I often ask readers for input on blog posts and one topic in particular has come up multiple times in the past few months: camping etiquette and basic respect.
I’m a big fan of free camping! Free camping combines two of my favorite things: camping and bargains. I’ve actually written three articles on the basics of free camping here, here, and here.
Dispersed camping, freedom camping, boon-docking, primitive camping, or whatever else you might want to call it, is one of the best ways to get a true camping experience. You get away from the city, you get away from the lights, you get away from the crowds.
However, you don’t get away from responsibility. Nature is beautiful. If we don’t treat it with respect, clean up after ourselves, and practice basic fire safety it won’t stay that way for long. This post is written as a basic guide on camping etiquette. It’s doesn’t include everything, but it’s a good place to start.
Pack It In, Pack It Out
It’s that simple. If you brought it in, you not only have the space, but you also have the responsibility to bring it back out with you. I can’t tell you how many times I’ve pulled into a once-beautiful campsite, that is littered with cigarette butts, water bottles, and Doritos bags.
This includes poop, ladies and gentlemen. There are tons of options for carrying your little bundles of joy out with you. Here’s a basic option called the Double Doodie.
Leave No Trace
This step goes hand-in-hand with the “Pack It In, Pack It Out” step. Not only should you leave your campsite trash free, but you should also leave the natural setting relatively untouched. Here are a few tips to leave no trace:
- Light fires in existing fire rings
- Leave what you find
- Camp on durable surfaces
- Respect local wildlife
As a Californian, it is pretty apparent that people are not doing a great job of fire safety. It’s a sad reality that many of the large forest fires that destroy California’s beautiful natural forests are easily preventable. Please check out this link on fire safety, and always make sure that you’re aware of current fire warnings and restrictions.
Don’t be dumb. Follow the rules.
Rules and regulations are not there to stop you from having fun. Their purpose is the preservation of nature. It’s your job to make sure that you are aware of all the applicable rules and regulations before you go camping. The easiest way to do this is to contact the local Ranger Station before you head out on your trip.
Well, there you have it. A basic guide to camping etiquette. If I missed anything, please let me know in the comments below. Thanks for reading, and thanks for being respectful.
Como Chingo August 13, 2017
Add in a note about respecting the locals where ever you entitled so-cal people go.

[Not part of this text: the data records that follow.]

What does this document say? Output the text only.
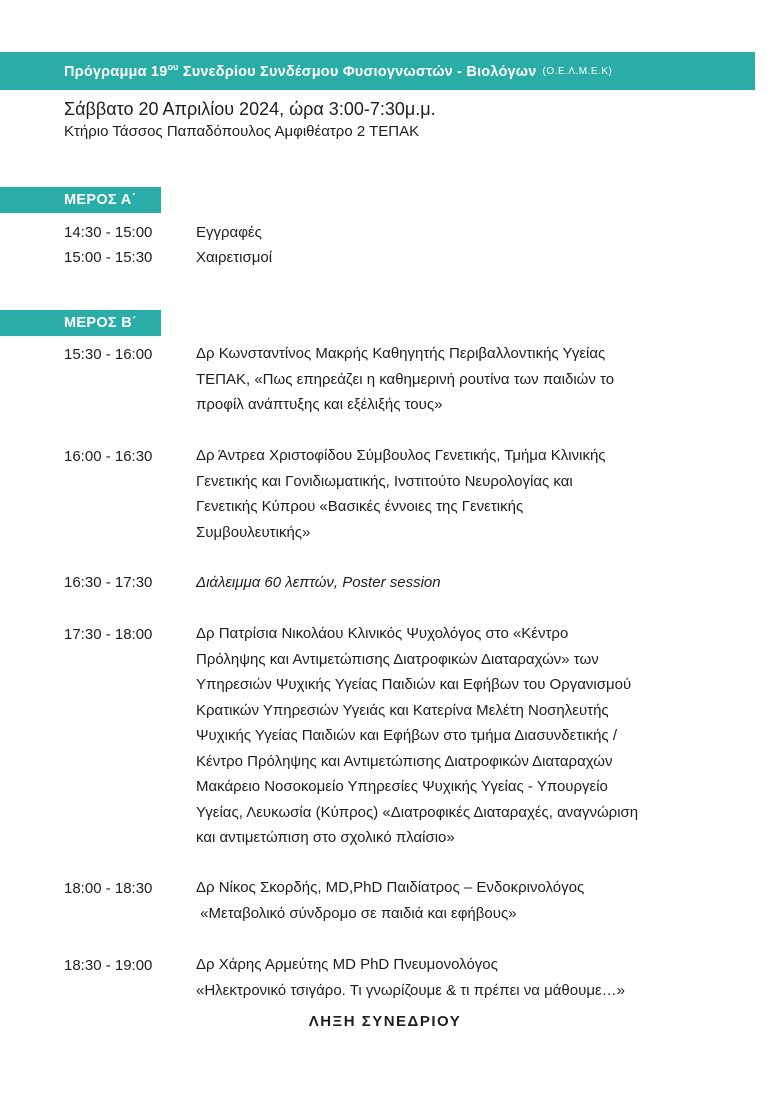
Πρόγραμμα $19^{o\upsilon}$ Συνεδρίου Συνδέσμου Φυσιογνωστών - Βιολόγων (Ο.Ε.Λ.Μ.Ε.Κ)
Σάββατο 20 Απριλίου 2024, ώρα 3:00-7:30μ.μ.
Κτήριο Τάσσος Παπαδόπουλος Αμφιθέατρο 2 ΤΕΠΑΚ
ΜΕΡΟΣ Α΄
14:30 - 15:00	Εγγραφές
15:00 - 15:30	Χαιρετισμοί
ΜΕΡΟΣ Β΄
15:30 - 16:00	Δρ Κωνσταντίνος Μακρής Καθηγητής Περιβαλλοντικής Υγείας
ΤΕΠΑΚ, «Πως επηρεάζει η καθημερινή ρουτίνα των παιδιών το
προφίλ ανάπτυξης και εξέλιξής τους»
16:00 - 16:30	Δρ Άντρεα Χριστοφίδου Σύμβουλος Γενετικής, Τμήμα Κλινικής
Γενετικής και Γονιδιωματικής, Ινστιτούτο Νευρολογίας και
Γενετικής Κύπρου «Βασικές έννοιες της Γενετικής
Συμβουλευτικής»
16:30 - 17:30	Διάλειμμα 60 λεπτών, Poster session
17:30 - 18:00	Δρ Πατρίσια Νικολάου Κλινικός Ψυχολόγος στο «Κέντρο
Πρόληψης και Αντιμετώπισης Διατροφικών Διαταραχών» των
Υπηρεσιών Ψυχικής Υγείας Παιδιών και Εφήβων του Οργανισμού
Κρατικών Υπηρεσιών Υγειάς και Κατερίνα Μελέτη Νοσηλευτής
Ψυχικής Υγείας Παιδιών και Εφήβων στο τμήμα Διασυνδετικής /
Κέντρο Πρόληψης και Αντιμετώπισης Διατροφικών Διαταραχών
Μακάρειο Νοσοκομείο Υπηρεσίες Ψυχικής Υγείας - Υπουργείο
Υγείας, Λευκωσία (Κύπρος) «Διατροφικές Διαταραχές, αναγνώριση
και αντιμετώπιση στο σχολικό πλαίσιο»
18:00 - 18:30	Δρ Νίκος Σκορδής, MD,PhD Παιδίατρος – Ενδοκρινολόγος
«Μεταβολικό σύνδρομο σε παιδιά και εφήβους»
18:30 - 19:00	Δρ Χάρης Αρμεύτης MD PhD Πνευμονολόγος
«Ηλεκτρονικό τσιγάρο. Τι γνωρίζουμε & τι πρέπει να μάθουμε…»
ΛΗΞΗ ΣΥΝΕΔΡΙΟΥ
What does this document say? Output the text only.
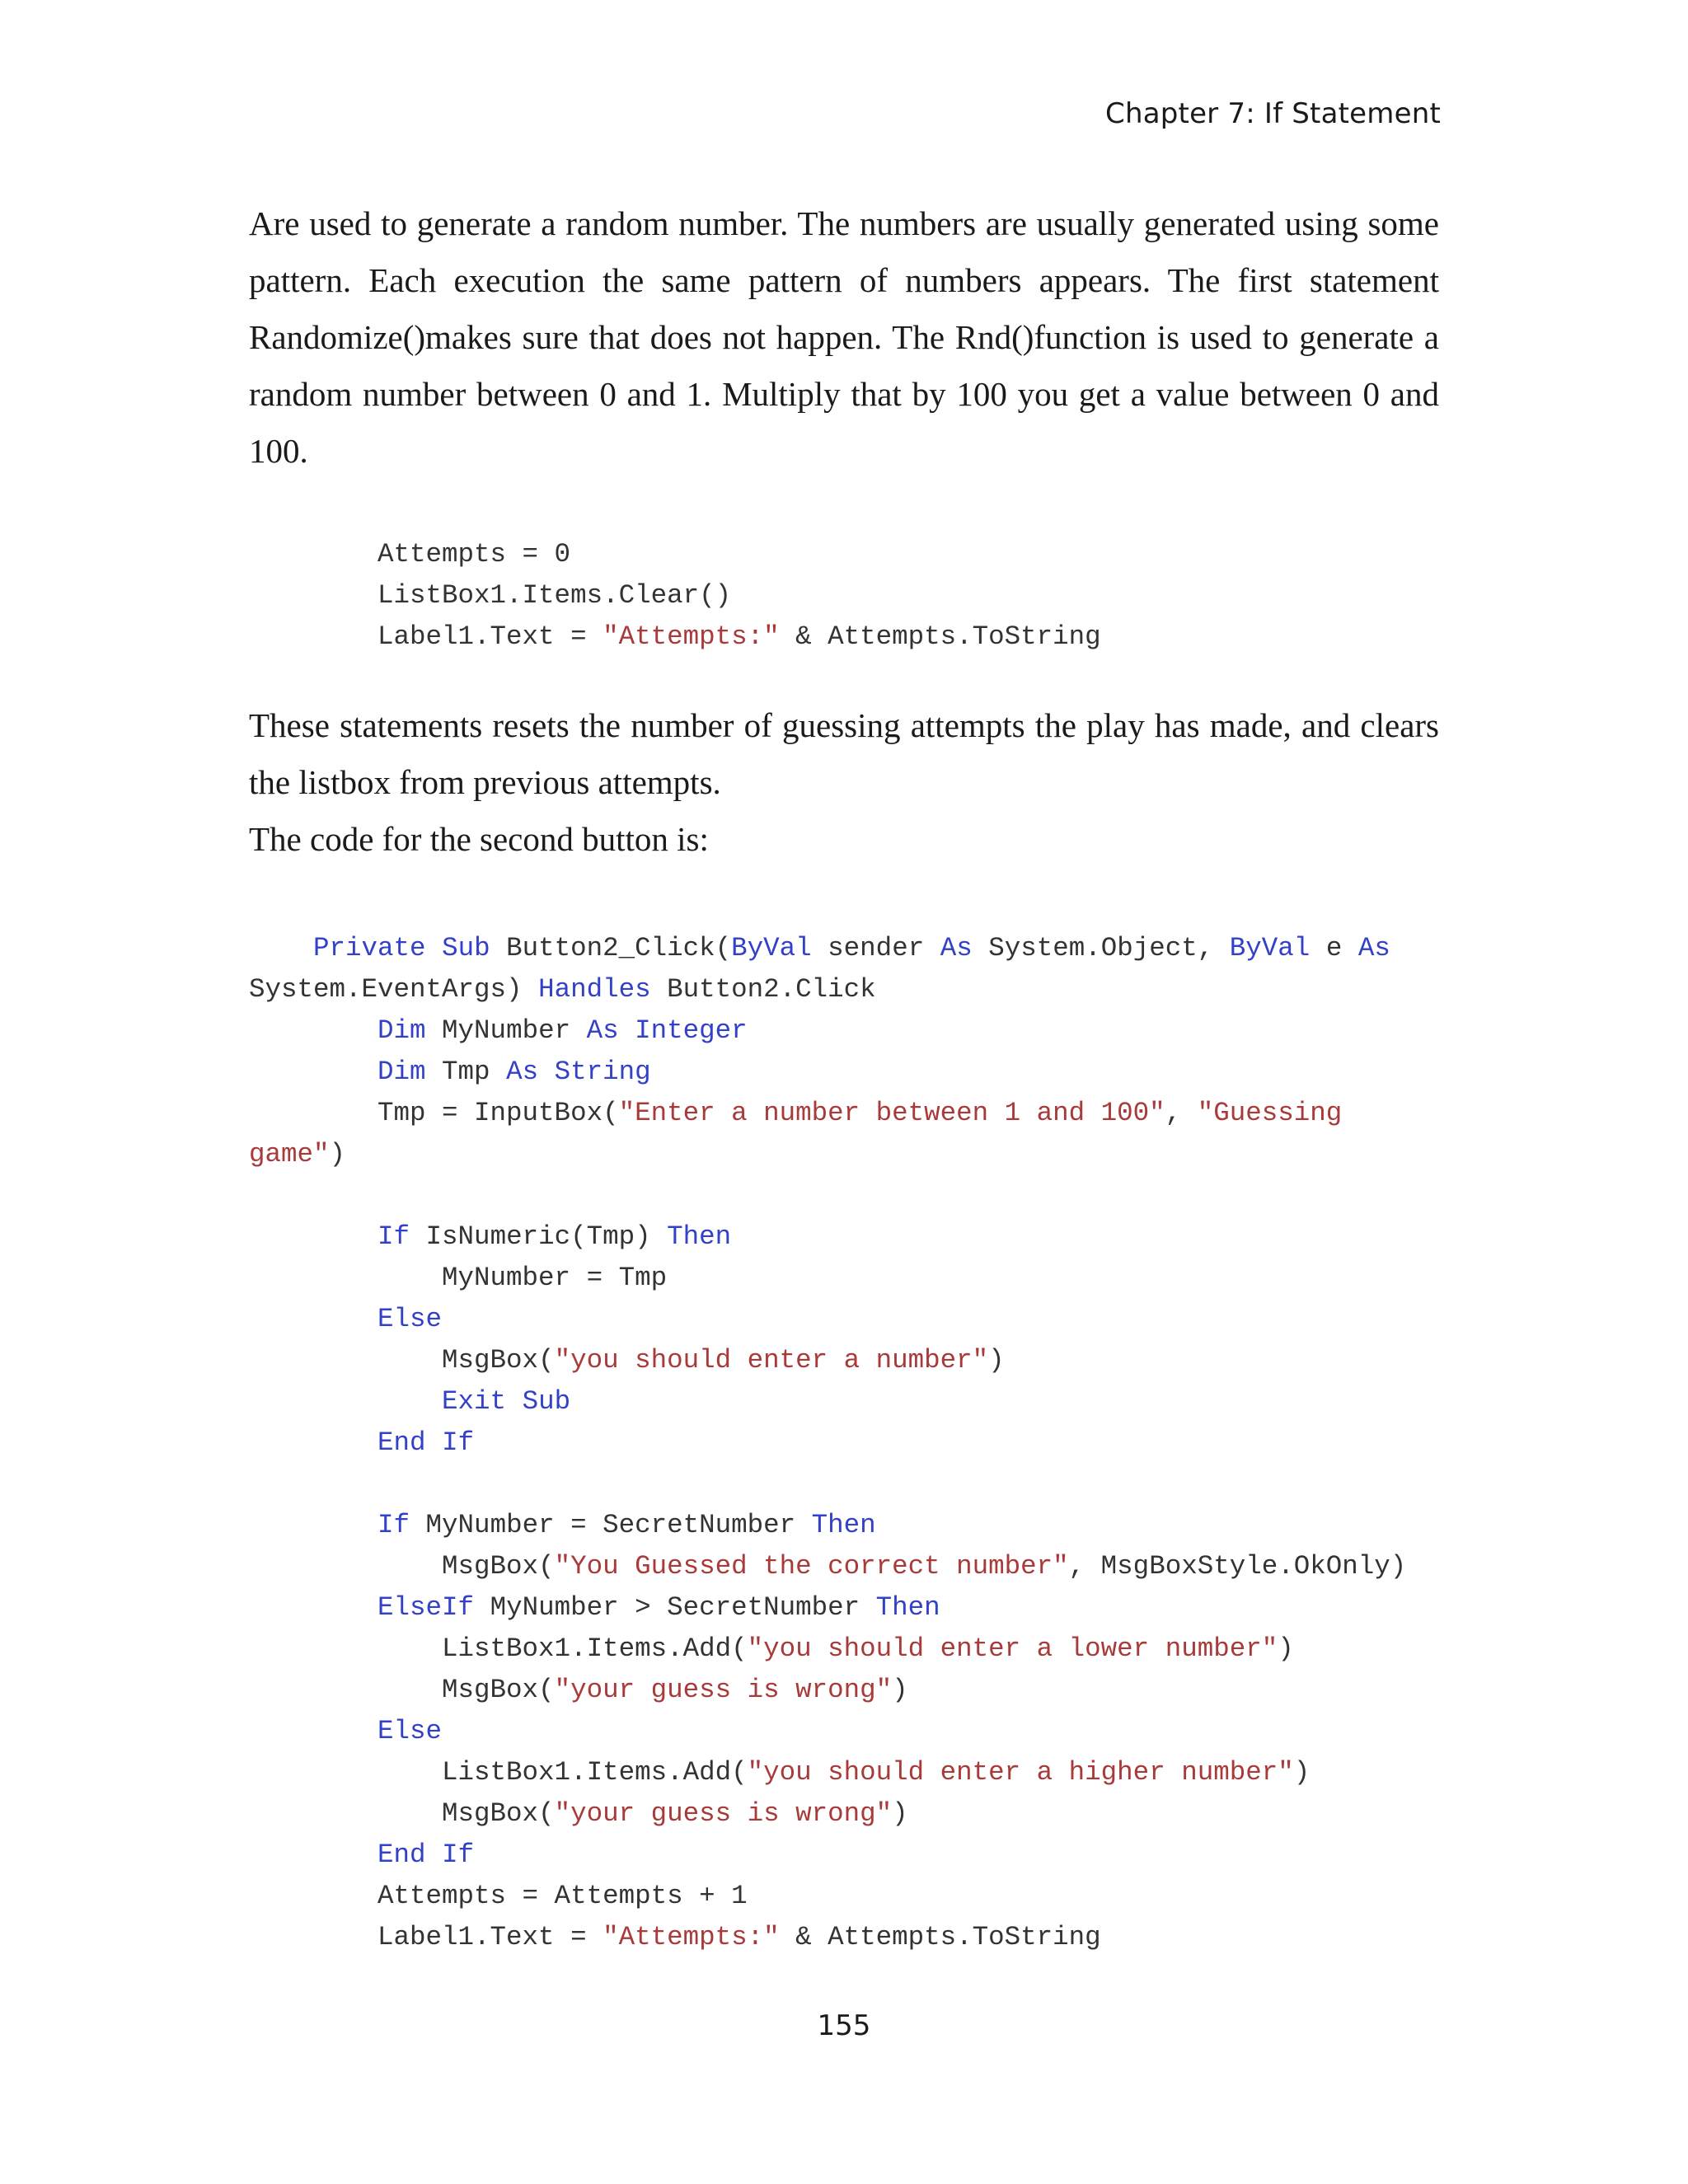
Chapter 7: If Statement

Are used to generate a random number. The numbers are usually generated using some pattern. Each execution the same pattern of numbers appears. The first statement Randomize()makes sure that does not happen. The Rnd()function is used to generate a random number between 0 and 1. Multiply that by 100 you get a value between 0 and 100.

Attempts = 0
ListBox1.Items.Clear()
Label1.Text = "Attempts:" & Attempts.ToString

These statements resets the number of guessing attempts the play has made, and clears the listbox from previous attempts.

The code for the second button is:

Private Sub Button2_Click(ByVal sender As System.Object, ByVal e As
System.EventArgs) Handles Button2.Click
Dim MyNumber As Integer
Dim Tmp As String
Tmp = InputBox("Enter a number between 1 and 100", "Guessing
game")
If IsNumeric(Tmp) Then
MyNumber = Tmp
Else
MsgBox("you should enter a number")
Exit Sub
End If
If MyNumber = SecretNumber Then
MsgBox("You Guessed the correct number", MsgBoxStyle.OkOnly)
ElseIf MyNumber > SecretNumber Then
ListBox1.Items.Add("you should enter a lower number")
MsgBox("your guess is wrong")
Else
ListBox1.Items.Add("you should enter a higher number")
MsgBox("your guess is wrong")
End If
Attempts = Attempts + 1
Label1.Text = "Attempts:" & Attempts.ToString
155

Most of us don’t enjoy your brand of loud boisterous activity, but we tolerate it because you bring money to the area. We live out here in the boonies for a reason. Respect that.
Josh August 19, 2017 — Post Author
I agree that people should always be respectful, especially of locals. However, I think it’s unfair to generalize and say that all people from So-Cal are disrespectful. When you do that, you’re being disrespectful while asking others to be respectful.